Optimal synthesis conditions for NBF-modified 8,13-dihydroberberine derivatives

Abstract

Berberine is a natural alkaloid with a broad spectrum of biological activity. Derivatives of berberine with reduced structural stability are particularly promising for pharmacological applications. However, synthesizing disubstituted berberines poses a challenging task. The order and rate of reagent addition, mixing rate and trace amounts of acids in the atmosphere affect the purity and degradation. In this study, we developed a flow synthesis of 8,13-disubstituted berberines, which are particularly difficult to obtain in the batch. The reaction was performed in a 3D printed microfluidic chip, incorporating modules for rapid reagent mixing, optical diagnostics and a delay line to regulate the overall reaction time.

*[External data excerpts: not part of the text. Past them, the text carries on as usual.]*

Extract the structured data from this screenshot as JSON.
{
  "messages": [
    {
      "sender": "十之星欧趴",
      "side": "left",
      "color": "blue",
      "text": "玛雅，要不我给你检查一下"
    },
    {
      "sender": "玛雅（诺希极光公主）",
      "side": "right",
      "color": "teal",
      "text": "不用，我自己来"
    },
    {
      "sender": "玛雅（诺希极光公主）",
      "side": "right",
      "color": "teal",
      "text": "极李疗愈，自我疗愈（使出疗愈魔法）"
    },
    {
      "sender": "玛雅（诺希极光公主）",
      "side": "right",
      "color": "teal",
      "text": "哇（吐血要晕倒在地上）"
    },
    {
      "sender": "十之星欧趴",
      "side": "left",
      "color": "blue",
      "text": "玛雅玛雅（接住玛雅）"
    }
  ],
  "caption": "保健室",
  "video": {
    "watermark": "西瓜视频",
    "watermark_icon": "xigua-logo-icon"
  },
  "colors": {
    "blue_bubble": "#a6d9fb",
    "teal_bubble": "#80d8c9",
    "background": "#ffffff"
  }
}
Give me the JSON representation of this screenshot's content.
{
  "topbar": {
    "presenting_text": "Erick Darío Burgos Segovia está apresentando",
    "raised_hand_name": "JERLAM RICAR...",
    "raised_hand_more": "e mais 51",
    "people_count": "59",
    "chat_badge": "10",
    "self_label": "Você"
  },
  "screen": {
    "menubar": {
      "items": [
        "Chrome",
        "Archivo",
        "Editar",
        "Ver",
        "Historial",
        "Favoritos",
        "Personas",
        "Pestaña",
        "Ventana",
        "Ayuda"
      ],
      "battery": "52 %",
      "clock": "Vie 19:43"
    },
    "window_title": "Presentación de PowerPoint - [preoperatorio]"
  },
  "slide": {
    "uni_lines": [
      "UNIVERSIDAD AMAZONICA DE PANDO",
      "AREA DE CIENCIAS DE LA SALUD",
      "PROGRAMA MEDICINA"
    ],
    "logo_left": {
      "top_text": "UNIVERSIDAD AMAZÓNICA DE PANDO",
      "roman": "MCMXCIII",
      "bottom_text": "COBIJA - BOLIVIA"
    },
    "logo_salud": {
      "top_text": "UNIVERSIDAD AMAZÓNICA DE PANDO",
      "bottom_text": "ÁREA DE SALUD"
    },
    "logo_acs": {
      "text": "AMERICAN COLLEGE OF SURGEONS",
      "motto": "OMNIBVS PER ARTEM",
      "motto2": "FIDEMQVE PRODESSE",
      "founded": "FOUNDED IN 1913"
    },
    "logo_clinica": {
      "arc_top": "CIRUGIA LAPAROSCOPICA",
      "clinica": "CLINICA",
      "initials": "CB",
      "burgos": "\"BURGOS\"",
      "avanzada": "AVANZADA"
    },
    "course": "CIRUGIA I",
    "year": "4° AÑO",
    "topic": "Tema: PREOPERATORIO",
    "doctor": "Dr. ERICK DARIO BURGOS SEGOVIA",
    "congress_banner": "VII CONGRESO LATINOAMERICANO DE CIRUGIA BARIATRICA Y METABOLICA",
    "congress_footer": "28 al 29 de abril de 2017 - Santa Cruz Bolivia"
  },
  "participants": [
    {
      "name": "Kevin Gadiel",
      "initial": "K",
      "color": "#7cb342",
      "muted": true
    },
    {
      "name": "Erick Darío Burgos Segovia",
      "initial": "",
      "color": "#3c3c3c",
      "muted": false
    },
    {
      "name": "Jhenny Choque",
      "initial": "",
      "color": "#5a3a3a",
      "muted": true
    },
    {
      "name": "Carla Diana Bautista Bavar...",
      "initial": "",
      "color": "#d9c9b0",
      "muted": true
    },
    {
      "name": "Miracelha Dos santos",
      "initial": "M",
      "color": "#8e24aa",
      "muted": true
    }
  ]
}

The microfluidic flow system allowed us to synthesize hybrid berberine derivatives with an NBF fragment at the C-13 position, resulting in up to a 30% increase in product yields compared to classical batch synthesis. These substances exhibited high antioxidant activity without toxic effects on cell cultures, thus being potential candidates for novel pharmacological agents. The microfluidic approach, coupled with UV-Vis diagnostics, is a promising tool for optimizing and screening synthesis conditions of alkaloid derivatives that are challenging to obtain using conventional methods.